At its original inception, Walker’s app idea was geared more toward food waste solutions. He recognized that local restaurants were throwing out food, and that there was an opportunity for discounts and advertised deals.
For Walker, one of the transformative moments for GettaBite was when one of Walker and Li’s close friends texted him with a story about their app. “Our friend texted me one day, and he said, ‘Hey, I just had this really weird experience with your app.’ He said, ‘there’s this deal on you guys’ app, and of course, no one goes to eat alone, and so I texted my sister because we love Mexican food.’”
Walker’s friend and his sister were both attending Auburn University at the time, and he hadn’t seen her in weeks. Although they were close siblings, their family was going through a rough patch of issues with loss of a loved one, and they weren’t really talking about it.
“He sent his sister a screenshot of the deal and said, ‘hey do you want to go get this [taco] deal with me? My friends made this app.’ They got together and ended up spending, like, two hours at this place,” Walker said. “Got margaritas, got the deal – got the this and that. He texted me and said, ‘I just wanted to say thanks. That was so cool, and I wouldn’t have talked to my sister tonight or met up with her, but we did because of your app.’”
For Walker, he was able to make some observations about GettaBite that day.
“That was kind of a powerful thing. Our friend just met with his sister who he hadn’t seen in a while, which inspired the vision for our app as more than food deals,” Walker said. “I was like, ‘Oh, this is more than people just saving money. You don’t eat alone – you go out with people, and maybe you text a friend.’”

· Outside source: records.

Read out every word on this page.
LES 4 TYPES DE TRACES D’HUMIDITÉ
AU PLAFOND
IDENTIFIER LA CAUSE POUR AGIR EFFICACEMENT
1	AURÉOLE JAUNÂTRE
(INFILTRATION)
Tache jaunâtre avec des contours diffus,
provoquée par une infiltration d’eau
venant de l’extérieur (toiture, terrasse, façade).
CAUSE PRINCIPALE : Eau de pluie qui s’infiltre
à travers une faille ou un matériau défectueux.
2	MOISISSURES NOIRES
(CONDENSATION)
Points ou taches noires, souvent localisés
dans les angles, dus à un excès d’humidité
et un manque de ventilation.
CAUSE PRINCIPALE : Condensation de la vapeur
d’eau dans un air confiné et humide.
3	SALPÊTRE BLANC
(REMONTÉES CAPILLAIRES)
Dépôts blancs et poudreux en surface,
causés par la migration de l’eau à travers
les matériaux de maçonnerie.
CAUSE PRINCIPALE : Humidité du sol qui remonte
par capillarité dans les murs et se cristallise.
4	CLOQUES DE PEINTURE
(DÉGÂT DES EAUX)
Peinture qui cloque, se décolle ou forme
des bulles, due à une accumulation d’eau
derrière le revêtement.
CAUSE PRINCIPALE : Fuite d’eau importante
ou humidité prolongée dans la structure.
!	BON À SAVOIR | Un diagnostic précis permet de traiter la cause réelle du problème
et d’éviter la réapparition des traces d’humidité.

Fast forward to Walker and Li’s last few months in school – after testing the app in Auburn, they realized that it wasn’t a good fit for that small of a town, even though Auburn University has a fair amount of students. As Li put it, “we needed a more diverse pool of restaurants and essentially population.”
So, after Li graduated in May 2019, and Walker in August 2019, they moved to Decatur and the Atlanta-area to run GettaBite full-time, a place with tons of restaurants and bars. Li is 24 years old and Walker is 22.
Walker and Li work in tandem to make GettaBite happen. As Walker describes the dynamic, “Rain’s the technology wiz” and Walker deals with the marketing, finance, and legal side of things.
Walker always envisioned a path of working for himself or doing his own thing.
Li’s decision to make GettaBite her full-time career choice was a harder one.
“So basically, being an engineer, you like the safe route. My whole life, my parents always thought I was gonna go work for NASA or something because I was into aerospace engineering since I was younger,” Li said. “Not every day you get the chance to start a company. To me, it was do I give up the stable life, or do I pick this thing where we’re gonna go with it?”
She chose the app.
GettaBite is available to download now for free, showing users an Instagram-esque feed of local food and drink deals. According to Walker, one scroll through the deal feed will give people several hours of gathered information from local businesses in one app.
“I think that we’re a culture that’s trying to figure out how to communicate and spend time with people,” Walker said, “and I think that sitting down and having a meal or having a drink with someone is such an important way to communicate with people.”